# Aplicando Transformers en Reconocimiento de Personalidad.

**Investigadores**: <br>
  Dr. Ramón Zatarain Cabada<br>
  Dra. María Lucía Barrón Estrada<br>
  M.C. Víctor Manuel Bátiz Beltrán

# PersonText

En este cuaderno se muestra el uso de Transformers con el corpus PersonText.

**Referencias**:

- Bátiz Beltrán, V. M., Zatarain Cabada, R., & Barrón Estrada, M. L. (2024). Creation of a Corpus in Spanish for the recognition of personality traits. Computación y Sistemas, Volumen 28, No. 3, 2024. ISSN: 2007-9737. Artículo disponible en línea: https://cys.cic.ipn.mx/ojs/index.php/CyS/article/view/4619/3734

In [None]:
!pip install emoji

In [None]:
!pip install gensim

In [None]:
import re
#import matplotlib.pyplot as plt
import string
from nltk.corpus import stopwords
import nltk
from nltk.corpus import wordnet
from nltk.stem import WordNetLemmatizer
from nltk.tokenize.treebank import TreebankWordDetokenizer
from nltk import SnowballStemmer
import unicodedata
from collections import Counter
from wordcloud import WordCloud
from gensim.utils import simple_preprocess
import gensim
from sklearn.model_selection import train_test_split
import spacy
import pickle
import warnings
warnings.filterwarnings('ignore')
#import seaborn as sns
#from sklearn.metrics import confusion_matrix
#import matplotlib.pyplot as plt
import tensorflow as tf
import keras
import numpy as np
import pandas as pd
import emoji
import keras
from keras import backend as K
import tensorflow as tf
from tensorflow.keras.preprocessing.sequence import pad_sequences
from tensorflow.keras.preprocessing.text import Tokenizer
print('Listo')

#Procedimiento

## 1.Carga del conjunto de Datos

## Descarga del Corpus

In [None]:
def corpus_download(path, url):
  !wget --no-check-certificate \
     {url} \
     -O {path}

In [None]:
corpus_download("persontext.csv","https://catalabs.mx/datasets/persontext/corpus_persontext_v1.csv")
corpus_download("persontextV2.csv","https://catalabs.mx/datasets/persontext/corpus_persontext_v2.csv")
corpus_download("mypersonality_persontext.csv","https://catalabs.mx/datasets/persontext/corpus_mypersonality_esp.csv")

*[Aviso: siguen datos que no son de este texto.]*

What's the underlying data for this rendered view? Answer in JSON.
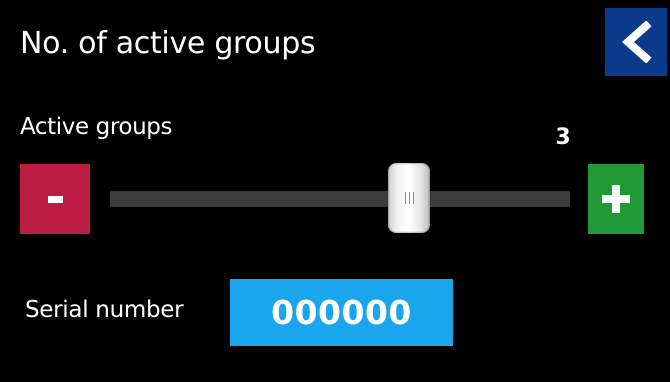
{
  "header": {
    "title": "No. of active groups",
    "back_icon": "chevron-left-icon",
    "back_color": "#0a3a8c"
  },
  "active_groups": {
    "label": "Active groups",
    "value": "3",
    "slider_fraction": 0.65,
    "minus_label": "-",
    "minus_color": "#bc1e43",
    "plus_icon": "plus-icon",
    "plus_color": "#1f9a36"
  },
  "serial": {
    "label": "Serial number",
    "value": "000000",
    "field_color": "#19a6ec"
  }
}
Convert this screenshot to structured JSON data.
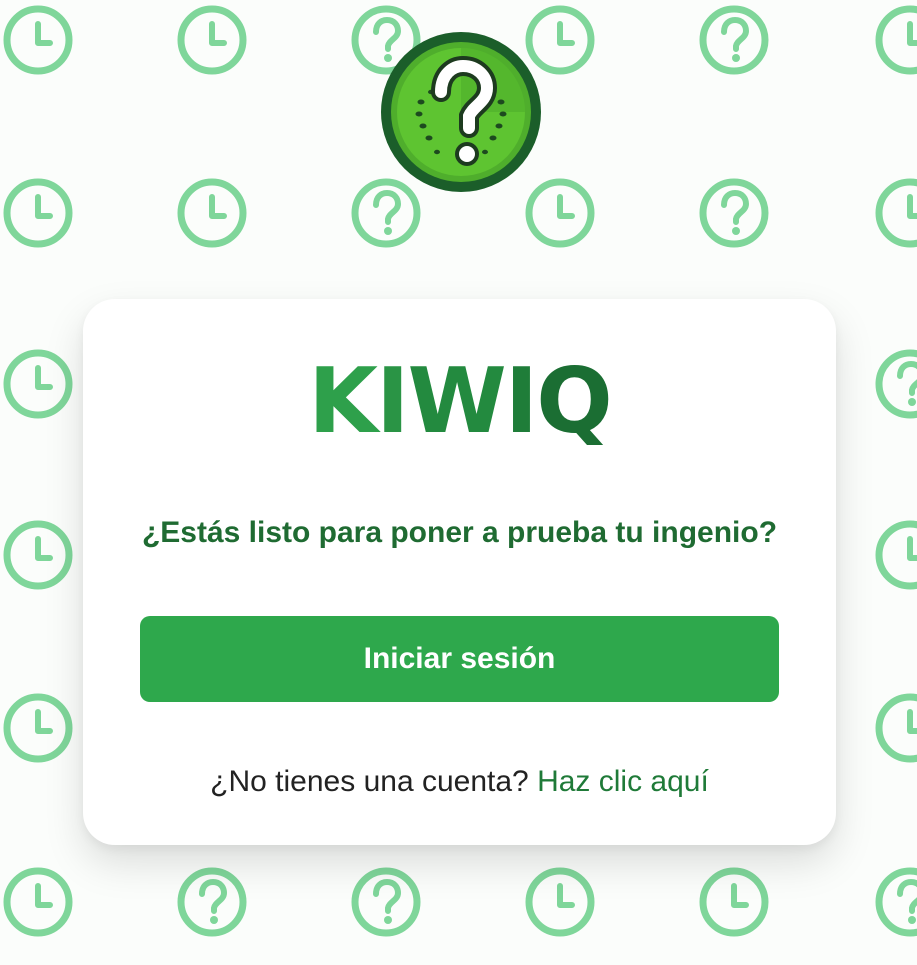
{
  "background": {
    "icon_color": "#7fd69a",
    "icons": [
      "clock-icon",
      "question-circle-icon"
    ]
  },
  "logo": {
    "icon": "kiwi-question-icon",
    "colors": {
      "ring": "#1b5e2a",
      "flesh": "#5cc130",
      "mark": "#ffffff"
    }
  },
  "card": {
    "brand": {
      "letters": [
        "K",
        "I",
        "W",
        "I",
        "Q"
      ]
    },
    "tagline": "¿Estás listo para poner a prueba tu ingenio?",
    "login_button_label": "Iniciar sesión",
    "signup_prompt": "¿No tienes una cuenta?",
    "signup_link": "Haz clic aquí"
  },
  "colors": {
    "primary": "#2ea84c",
    "dark_green": "#1f6b32",
    "text": "#222222"
  }
}
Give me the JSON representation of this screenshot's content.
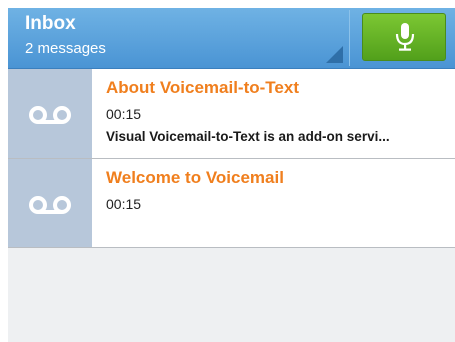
{
  "header": {
    "title": "Inbox",
    "subtitle": "2 messages",
    "mic_icon": "microphone-icon",
    "colors": {
      "header_blue": "#4a94d4",
      "mic_green": "#6ab82a"
    }
  },
  "messages": [
    {
      "title": "About Voicemail-to-Text",
      "duration": "00:15",
      "preview": "Visual Voicemail-to-Text is an add-on servi...",
      "icon": "voicemail-icon"
    },
    {
      "title": "Welcome to Voicemail",
      "duration": "00:15",
      "preview": "",
      "icon": "voicemail-icon"
    }
  ],
  "colors": {
    "title_orange": "#f07f1e",
    "icon_cell": "#b7c7da"
  }
}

## Selección del Corpus a utilizar.

In [None]:
corpus_dict = {
    'PersonText' : 'persontext.csv',
    'PersonTextV2' : 'persontextV2.csv',
    'MyPersonalityPT' : 'mypersonality_persontext.csv'
}

corpus_seleccionado = 'PersonText' #@param ['PersonText','PersonTextV2','MyPersonalityPT']
corpus = pd.read_csv(corpus_dict[corpus_seleccionado])


## Exploración del Corpus

In [None]:
corpus.tail()

Dejamos solo las columnas con los datos que vamos a trabajar.

In [None]:
#                    0                     1                       2                      3                       4
rasgos = ['presenta_apertura','presenta_responsabilidad','presenta_sociabilidad','presenta_amabilidad','presenta_neuroticismo']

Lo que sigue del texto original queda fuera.